I think this was because the repo got into a weird state because I control-c'd darcs when it was running. The formatting of the first error message looks weird though.

Darcs failures.. zzzz
== running darcs pull --repodir testsuite
Pulling from "/data0/home/benl/devel/ghc/ghc-HEAD"...
darcs: bug in get_extra commuting patches:
First patch is:
Fri Sep 7 18:23:27 EST 2001 simonmar
* [project @ 2001-09-07 08:23:27 by simonmar]
Fix some signatures after Ord was removed as a superclass of Ix.
Second patch is:
Fri Sep 14 01:54:43 EST 2001 simonmar
* [project @ 2001-09-13 15:54:43 by simonmar]
Back out the change to remove Ord as a superclass of Ix; the revised
Haskell 98 report will no longer have this change.
darcs failed: 256 at ./darcs-all line 69.
benl@mavericks:~/devel/ghc/ghc-HEAD-work> darcs --version
2.1.0 (release)
benl@mavericks:~/devel/ghc/ghc-HEAD-work>

Hrm. stage1 build of ghc-HEAD-work on sparky completed, but trying to compile something results in:
benl@sparky:~/devel/ghc/ghc-HEAD-work/tmp$
~/devel/ghc/ghc-HEAD-work/ghc/stage1-inplace/ghc --make Main.hs
[1 of 1] Compiling Main ( Main.hs, Main.o )
Linking Main ...
ld: fatal: relocation error: R_SPARC_32: file /home/benl/devel/ghc/ghc-HEAD-work/libffi/libHSffi.a(v8.o):
symbol : offset 0xfd0559b6 is non-aligned

Trying GNU ld instead gives:
ld: gct: TLS definition in /home/benl/devel/ghc/ghc-HEAD-work/rts/libHSrts.a(GC.o)
section .tbss mismatches non-TLS reference in
/home/benl/devel/ghc/ghc-HEAD-work/rts/libHSrts.a(GCUtils.o)

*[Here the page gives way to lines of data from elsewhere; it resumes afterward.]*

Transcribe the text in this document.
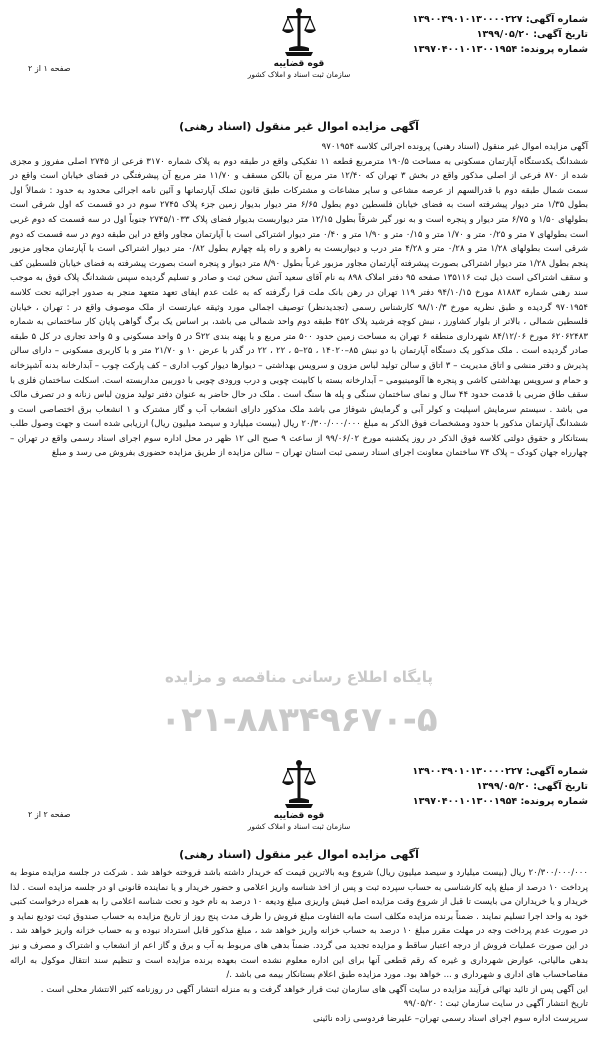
شماره آگهی: ۱۳۹۰۰۳۹۰۱۰۱۳۰۰۰۰۲۲۷
تاریخ آگهی: ۱۳۹۹/۰۵/۲۰
شماره پرونده: ۱۳۹۷۰۴۰۰۱۰۱۳۰۰۱۹۵۴
قوه قضاییه
سازمان ثبت اسناد و املاک کشور
صفحه ۱ از ۲
آگهی مزایده اموال غیر منقول (اسناد رهنی)

آگهی مزایده اموال غیر منقول (اسناد رهنی) پرونده اجرائی کلاسه ۹۷۰۱۹۵۴

ششدانگ یکدستگاه آپارتمان مسکونی به مساحت ۱۹۰/۵ مترمربع قطعه ۱۱ تفکیکی واقع در طبقه دوم به پلاک شماره ۳۱۷۰ فرعی از ۲۷۴۵ اصلی مفروز و مجزی شده از ۸۷۰ فرعی از اصلی مذکور واقع در بخش ۳ تهران که ۱۲/۴۰ متر مربع آن بالکن مسقف و ۱۱/۷۰ متر مربع آن پیشرفتگی در فضای خیابان است واقع در سمت شمال طبقه دوم با قدرالسهم از عرصه مشاعی و سایر مشاعات و مشترکات طبق قانون تملک آپارتمانها و آئین نامه اجرائی محدود به حدود : شمالاً اول بطول ۱/۳۵ متر دیوار پیشرفته است به فضای خیابان فلسطین دوم بطول ۶/۶۵ متر دیوار بدیوار زمین جزء پلاک ۲۷۴۵ سوم در دو قسمت که اول شرقی است بطولهای ۱/۵۰ و ۶/۷۵ متر دیوار و پنجره است و به نور گیر شرقاً بطول ۱۲/۱۵ متر دیواربست بدیوار فضای پلاک ۲۷۴۵/۱۰۳۳ جنوباً اول در سه قسمت که دوم غربی است بطولهای ۷ متر و ۰/۲۵ متر و ۱/۷۰ متر و ۰/۱۵ متر و ۱/۹۰ متر و ۰/۴۰ متر دیوار اشتراکی است با آپارتمان مجاور واقع در این طبقه دوم در سه قسمت که دوم شرقی است بطولهای ۱/۲۸ متر و ۰/۲۸ متر و ۴/۲۸ متر درب و دیواربست به راهرو و راه پله چهارم بطول ۰/۸۲ متر دیوار اشتراکی است با آپارتمان مجاور مزبور پنجم بطول ۱/۲۸ متر دیوار اشتراکی بصورت پیشرفته آپارتمان مجاور مزبور غرباً بطول ۸/۹۰ متر دیوار و پنجره است بصورت پیشرفته به فضای خیابان فلسطین کف و سقف اشتراکی است ذیل ثبت ۱۳۵۱۱۶ صفحه ۹۵ دفتر املاک ۸۹۸ به نام آقای سعید آتش سخن ثبت و صادر و تسلیم گردیده سپس ششدانگ پلاک فوق به موجب سند رهنی شماره ۸۱۸۸۳ مورخ ۹۴/۱۰/۱۵ دفتر ۱۱۹ تهران در رهن بانک ملت قرا رگرفته که به علت عدم ایفای تعهد متعهد منجر به صدور اجرائیه تحت کلاسه ۹۷۰۱۹۵۴ گردیده و طبق نظریه مورخ ۹۸/۱۰/۳ کارشناس رسمی (تجدیدنظر) توصیف اجمالی مورد وثیقه عبارتست از ملک موصوف واقع در : تهران ، خیابان فلسطین شمالی ، بالاتر از بلوار کشاورز ، نبش کوچه فرشید پلاک ۴۵۲ طبقه دوم واحد شمالی می باشد، بر اساس یک برگ گواهی پایان کار ساختمانی به شماره ۶۲۰۶۲۴۸۳ مورخ ۸۴/۱۲/۰۶ شهرداری منطقه ۶ تهران به مساحت زمین حدود ۵۰۰ متر مربع و با پهنه بندی S۲۲ در ۵ واحد مسکونی و ۵ واحد تجاری در کل ۵ طبقه صادر گردیده است . ملک مذکور یک دستگاه آپارتمان با دو نبش ۸۵–۱۴۰۲۰ ، ۲۵–۵ ، ۲۲ ، ۲۲ در گذر با عرض ۱۰ و ۲۱/۷۰ متر و با کاربری مسکونی – دارای سالن پذیرش و دفتر منشی و اتاق مدیریت – ۳ اتاق و سالن تولید لباس مزون و سرویس بهداشتی – دیوارها دیوار کوب اداری – کف پارکت چوب – آبدارخانه بدنه آشپزخانه و حمام و سرویس بهداشتی کاشی و پنجره ها آلومینیومی – آبدارخانه بسته با کابینت چوبی و درب ورودی چوبی با دوربین مداربسته است. اسکلت ساختمان فلزی با سقف طاق ضربی با قدمت حدود ۴۴ سال و نمای ساختمان سنگی و پله ها سنگ است . ملک در حال حاضر به عنوان دفتر تولید مزون لباس زنانه و در تصرف مالک می باشد . سیستم سرمایش اسپلیت و کولر آبی و گرمایش شوفاژ می باشد ملک مذکور دارای انشعاب آب و گاز مشترک و ۱ انشعاب برق اختصاصی است و ششدانگ آپارتمان مذکور با حدود ومشخصات فوق الذکر به مبلغ ۲۰/۳۰۰/۰۰۰/۰۰۰ ریال (بیست میلیارد و سیصد میلیون ریال) ارزیابی شده است و جهت وصول طلب بستانکار و حقوق دولتی کلاسه فوق الذکر در روز یکشنبه مورخ ۹۹/۰۶/۰۲ از ساعت ۹ صبح الی ۱۲ ظهر در محل اداره سوم اجرای اسناد رسمی واقع در تهران – چهارراه جهان کودک – پلاک ۷۴ ساختمان معاونت اجرای اسناد رسمی ثبت استان تهران – سالن مزایده از طریق مزایده حضوری بفروش می رسد و مبلغ

پایگاه اطلاع رسانی مناقصه و مزایده
۰۲۱-۸۸۳۴۹۶۷۰-۵
شماره آگهی: ۱۳۹۰۰۳۹۰۱۰۱۳۰۰۰۰۲۲۷
تاریخ آگهی: ۱۳۹۹/۰۵/۲۰
شماره پرونده: ۱۳۹۷۰۴۰۰۱۰۱۳۰۰۱۹۵۴
قوه قضاییه
سازمان ثبت اسناد و املاک کشور
صفحه ۲ از ۲
آگهی مزایده اموال غیر منقول (اسناد رهنی)

۲۰/۳۰۰/۰۰۰/۰۰۰ ریال (بیست میلیارد و سیصد میلیون ریال) شروع وبه بالاترین قیمت که خریدار داشته باشد فروخته خواهد شد . شرکت در جلسه مزایده منوط به پرداخت ۱۰ درصد از مبلغ پایه کارشناسی به حساب سپرده ثبت و پس از اخذ شناسه واریز اعلامی و حضور خریدار و یا نماینده قانونی او در جلسه مزایده است . لذا خریدار و یا خریداران می بایست تا قبل از شروع وقت مزایده اصل فیش واریزی مبلغ ودیعه ۱۰ درصد به نام خود و تحت شناسه اعلامی را به همراه درخواست کتبی خود به واحد اجرا تسلیم نمایند . ضمناً برنده مزایده مکلف است مابه التفاوت مبلغ فروش را ظرف مدت پنج روز از تاریخ مزایده به حساب صندوق ثبت تودیع نماید و در صورت عدم پرداخت وجه در مهلت مقرر مبلغ ۱۰ درصد به حساب خزانه واریز خواهد شد ، مبلغ مذکور قابل استرداد نبوده و به حساب خزانه واریز خواهد شد . در این صورت عملیات فروش از درجه اعتبار ساقط و مزایده تجدید می گردد. ضمناً بدهی های مربوط به آب و برق و گاز اعم از انشعاب و اشتراک و مصرف و نیز بدهی مالیاتی، عوارض شهرداری و غیره که رقم قطعی آنها برای این اداره معلوم نشده است بعهده برنده مزایده است و تنظیم سند انتقال موکول به ارائه مفاصاحساب های اداری و شهرداری و ... خواهد بود. مورد مزایده طبق اعلام بستانکار بیمه می باشد ./

این آگهی پس از تائید نهائی فرآیند مزایده در سایت آگهی های سازمان ثبت قرار خواهد گرفت و به منزله انتشار آگهی در روزنامه کثیر الانتشار محلی است .

تاریخ انتشار آگهی در سایت سازمان ثبت : ۹۹/۰۵/۲۰

سرپرست اداره سوم اجرای اسناد رسمی تهران– علیرضا فردوسی زاده نائینی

I expect this happened because i changed my ~/bin/gcc during the build... yah. I'm trying to do too many things at once because the builds take so long. Rebuilt the runtime system and now I'm getting this:
/opt/gcc/bin/../../SUNW0scgfss/4.0.4/prod/bin/fbe: "StgCRun.s", line 17: error: statement syntax
/opt/gcc/bin/../../SUNW0scgfss/4.0.4/prod/bin/fbe: "StgCRun.s", line 31: error: statement syntax

This is with GHC 4.0.4 installed on sparky. Checking out the .s files at those lines shows:
    sethi   %hi(%l1),%i5
ld [%i5+%lo(%l1)],%i0

From the OpenSPARC 2007 architecture manual, both of those instructions are bad. This looks like a legitimate GCC bug. Time to upgrade.